While there is a distinct richness to being part of the community, Graham also discovered the impact that an undiagnosed mental illness can have on the larger group. One woman, whom Graham thinks would have been diagnosed as schizophrenic in the United States, was clearly separated from the other women due to her behavior. “I was challenged professionally by what it means to be ‘mentally healthy,’” says Graham. “They [the Kenyan women] say that they do not have a lot of mental health problems within the village, but I saw many people who exhibited signs of depression.” Of course, many of these illnesses are virtually unknown to the Kenyans.

Not more than a few months after Graham returned from Kenya, widespread violence broke out in the country. Post-election violence caused hundreds of thousands of Kenyans to flee their homes, and resulted in the killing of nearly 800 people. The area in which Graham and her daughter taught and lived was the center of the violence. “The people I met were kind, compassionate, and some of them just ended up on the wrong side of the violence,” says Graham.

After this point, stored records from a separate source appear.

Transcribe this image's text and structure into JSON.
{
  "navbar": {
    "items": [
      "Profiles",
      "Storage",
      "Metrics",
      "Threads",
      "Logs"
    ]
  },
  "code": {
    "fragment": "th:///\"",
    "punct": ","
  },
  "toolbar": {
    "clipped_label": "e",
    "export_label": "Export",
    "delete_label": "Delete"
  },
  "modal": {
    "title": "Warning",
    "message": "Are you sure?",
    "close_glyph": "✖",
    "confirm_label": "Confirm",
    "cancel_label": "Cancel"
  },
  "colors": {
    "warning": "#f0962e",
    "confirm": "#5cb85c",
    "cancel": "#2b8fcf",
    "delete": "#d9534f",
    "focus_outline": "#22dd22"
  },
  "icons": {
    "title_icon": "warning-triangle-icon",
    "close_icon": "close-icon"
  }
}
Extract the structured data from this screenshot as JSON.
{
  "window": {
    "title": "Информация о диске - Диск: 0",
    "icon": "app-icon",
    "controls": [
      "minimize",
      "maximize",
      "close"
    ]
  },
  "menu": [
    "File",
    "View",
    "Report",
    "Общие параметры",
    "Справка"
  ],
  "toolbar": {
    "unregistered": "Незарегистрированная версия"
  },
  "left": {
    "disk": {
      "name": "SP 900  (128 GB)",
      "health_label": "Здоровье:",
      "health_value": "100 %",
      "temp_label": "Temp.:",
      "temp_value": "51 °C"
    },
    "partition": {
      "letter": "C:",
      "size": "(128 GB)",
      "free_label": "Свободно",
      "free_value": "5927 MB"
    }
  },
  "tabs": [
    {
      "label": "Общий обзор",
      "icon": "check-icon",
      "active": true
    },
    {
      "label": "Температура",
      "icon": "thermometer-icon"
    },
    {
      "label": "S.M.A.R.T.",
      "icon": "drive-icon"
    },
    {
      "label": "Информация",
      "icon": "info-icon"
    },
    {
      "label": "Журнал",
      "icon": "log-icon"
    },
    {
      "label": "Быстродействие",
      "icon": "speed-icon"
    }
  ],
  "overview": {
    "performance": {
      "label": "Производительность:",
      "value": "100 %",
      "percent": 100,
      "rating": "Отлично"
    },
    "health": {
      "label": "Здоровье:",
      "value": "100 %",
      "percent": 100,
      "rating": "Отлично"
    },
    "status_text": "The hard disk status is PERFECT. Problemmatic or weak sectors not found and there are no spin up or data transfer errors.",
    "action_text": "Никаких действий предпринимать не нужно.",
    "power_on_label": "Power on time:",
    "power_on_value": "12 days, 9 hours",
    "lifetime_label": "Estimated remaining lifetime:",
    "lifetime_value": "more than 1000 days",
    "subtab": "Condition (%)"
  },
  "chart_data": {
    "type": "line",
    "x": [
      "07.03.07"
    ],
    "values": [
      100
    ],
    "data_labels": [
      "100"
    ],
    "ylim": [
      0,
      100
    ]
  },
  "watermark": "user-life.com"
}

She explains that it was difficult for her to square in her mind the friendly, peaceful people she had interacted with and the brutal, inhumane behavior reported internationally. “As a social psychologist it made me realize that the social fabric that holds us all together is fragile,” says Graham. “Decent people can do horrible things, and it is disturbing to learn that first-hand.”

Despite the violent outbreak following her return to the United States, Graham is eager to return to the village — if not to see old friends, but to also ascertain the kind of physical, emotional and mental damage incurred by the violence, and to see if she can lend a helping hand. “I consider myself a giving person,” says Graham, “but these people will give you everything. When you have a lack [of resources] you realize how much you need others, and you really reach out to them,” says Graham. “I hope through this process I’ve learned to hold onto things very loosely and to give very generously.”